Chris—I did as you suggested recently and bought back into Goldcorp in a modest way. I understand your reasoning, that it might be able to make some accretive acquisitions down the road, and tend to agree. My question though is what you think of Goldcorp as a continuing “play” on the gold price as it sits right now. With such low cash production costs, there doesn’t seem to be near as much leverage to any further rises in gold’s price as there would be with some higher-cost producers. For them, their margins would increase more drastically if, say, gold were to go up another $100 per ounce. Any thoughts on this, as well as what companies might be interesting as a more leveraged bet from current prices?
You make an excellent point; Goldcorp has indeed been panned by some as not possessing as much upside from here due to its low cash costs at the Red Lake Mine. That point is well-taken’ however, I think after the drubbing the stock took since December plus its prominent stature, it will regain the good valuation it had before, even if no major acquisitions are made soon. But, again, good point, as there are indeed some companies out there that have more leverage. One I keep an eye on is Queenstake Resources (TSE-QRL; OTC-QNKRF.) That company took over Nevada’s Jerritt Canyon Mine north of Elko about a year ago, from Meridian Gold and Anglo Gold. Since then, the company has had some great drilling success, identifying large amounts of higher-grade ore for future production. That gives it upside leverage to gold. In addition, as efficiencies improve together with the mining of higher-grade ores, cash costs should come down considerably. At the end of last year, they were around $300 per ounce of gold. The company projects that during 2004, the average should work down toward $250 per ounce, and further to the $235 per ounce by next year. So, unlike Goldcorp, this is a company (selling some 40% below its 52-week high, by the way) that has more dramatic leverage to gold’s price from their respective current levels, when we use that measure.
INFLATION VS. DEFLATION CONT’D
I would love to hear your take on the Deflation vs. Inflation debate which has dominated a lot of the financial analysis these days. For what it is worth I think deflation is ultimately inevitable given the excessive debt levels that can not continue to grow indefinitely without a period of consolidation where money supply should contract, having a deflationary effect and bringing about a heavy recession internationally.
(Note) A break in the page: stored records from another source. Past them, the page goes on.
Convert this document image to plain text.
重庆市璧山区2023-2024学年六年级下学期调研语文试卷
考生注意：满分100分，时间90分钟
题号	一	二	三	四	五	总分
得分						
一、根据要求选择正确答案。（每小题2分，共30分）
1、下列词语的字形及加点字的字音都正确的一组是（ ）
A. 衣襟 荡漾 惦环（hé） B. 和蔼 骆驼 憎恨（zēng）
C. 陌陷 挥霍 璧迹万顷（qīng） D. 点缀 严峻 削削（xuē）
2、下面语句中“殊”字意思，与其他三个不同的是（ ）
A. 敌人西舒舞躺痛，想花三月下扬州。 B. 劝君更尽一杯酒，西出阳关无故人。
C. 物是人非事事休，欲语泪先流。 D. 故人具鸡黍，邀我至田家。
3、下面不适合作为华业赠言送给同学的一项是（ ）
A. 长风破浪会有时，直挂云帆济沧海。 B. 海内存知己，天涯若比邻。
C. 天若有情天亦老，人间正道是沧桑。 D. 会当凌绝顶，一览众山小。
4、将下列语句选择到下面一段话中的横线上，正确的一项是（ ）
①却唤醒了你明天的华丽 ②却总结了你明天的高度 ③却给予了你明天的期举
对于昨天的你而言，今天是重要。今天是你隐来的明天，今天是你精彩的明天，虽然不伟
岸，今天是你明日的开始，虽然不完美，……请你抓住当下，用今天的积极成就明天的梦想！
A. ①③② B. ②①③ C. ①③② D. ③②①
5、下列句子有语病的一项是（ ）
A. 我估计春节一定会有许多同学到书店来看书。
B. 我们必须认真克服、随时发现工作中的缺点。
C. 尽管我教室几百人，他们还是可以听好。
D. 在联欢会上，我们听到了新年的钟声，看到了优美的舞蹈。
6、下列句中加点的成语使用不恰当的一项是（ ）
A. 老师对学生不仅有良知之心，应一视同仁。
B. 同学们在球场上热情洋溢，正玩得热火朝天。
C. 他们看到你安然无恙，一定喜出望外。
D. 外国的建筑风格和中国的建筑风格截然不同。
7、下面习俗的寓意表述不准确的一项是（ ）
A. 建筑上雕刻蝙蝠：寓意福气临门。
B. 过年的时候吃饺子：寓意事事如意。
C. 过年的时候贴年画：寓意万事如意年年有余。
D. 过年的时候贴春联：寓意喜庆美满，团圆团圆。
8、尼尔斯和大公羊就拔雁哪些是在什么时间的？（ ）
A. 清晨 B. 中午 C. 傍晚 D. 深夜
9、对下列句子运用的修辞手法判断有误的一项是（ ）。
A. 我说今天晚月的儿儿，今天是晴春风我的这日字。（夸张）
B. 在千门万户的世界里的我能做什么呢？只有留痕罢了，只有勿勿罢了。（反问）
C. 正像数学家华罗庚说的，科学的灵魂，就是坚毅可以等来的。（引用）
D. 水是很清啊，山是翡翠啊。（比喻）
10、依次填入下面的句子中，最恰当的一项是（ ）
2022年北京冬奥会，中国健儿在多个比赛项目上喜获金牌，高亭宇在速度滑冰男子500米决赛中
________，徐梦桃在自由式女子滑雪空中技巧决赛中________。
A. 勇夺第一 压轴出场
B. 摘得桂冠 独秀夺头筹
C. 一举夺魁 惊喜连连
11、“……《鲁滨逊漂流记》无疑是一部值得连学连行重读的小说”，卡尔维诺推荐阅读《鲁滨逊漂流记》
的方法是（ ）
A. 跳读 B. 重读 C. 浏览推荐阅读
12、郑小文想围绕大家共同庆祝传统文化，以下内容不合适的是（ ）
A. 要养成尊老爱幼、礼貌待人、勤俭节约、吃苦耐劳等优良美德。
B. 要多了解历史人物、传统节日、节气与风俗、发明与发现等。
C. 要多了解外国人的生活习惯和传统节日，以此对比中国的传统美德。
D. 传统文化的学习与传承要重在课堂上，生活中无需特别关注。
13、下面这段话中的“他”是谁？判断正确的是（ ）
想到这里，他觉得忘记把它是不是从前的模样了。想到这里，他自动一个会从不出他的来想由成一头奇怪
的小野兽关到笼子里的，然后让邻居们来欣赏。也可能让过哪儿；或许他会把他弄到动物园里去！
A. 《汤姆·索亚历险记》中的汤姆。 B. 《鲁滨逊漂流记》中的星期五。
The million dollar question is when? Many analysts feel this time is upon us but my gut feeling is there may be room for one more bubble. In the mean time (short to medium term) I feel inflation could be inevitable given the Fed’s hell bent attempts on keeping the party alive for as long as possible as the alternative is too scary to consider. If this is the case and given commodity stocks in a lot of the major commodities are dwindling, is there a chance we may see a bubble in commodity equities before we see a crash in the overall stock market as the weight of debt finally takes its toll? My feeling is we have seen bubbles in just about every other investment medium and whilst the resource sector has seen some resurgence, we are yet to see excessive levels of public interest which constitutes a true bubble. I feel the greedy investment public are just itching for another sector to chase exuberant profits and given the limited prospects for the already overpriced industrial equities and bond market, this may be the next logical destination for funds, be it only for a brief period.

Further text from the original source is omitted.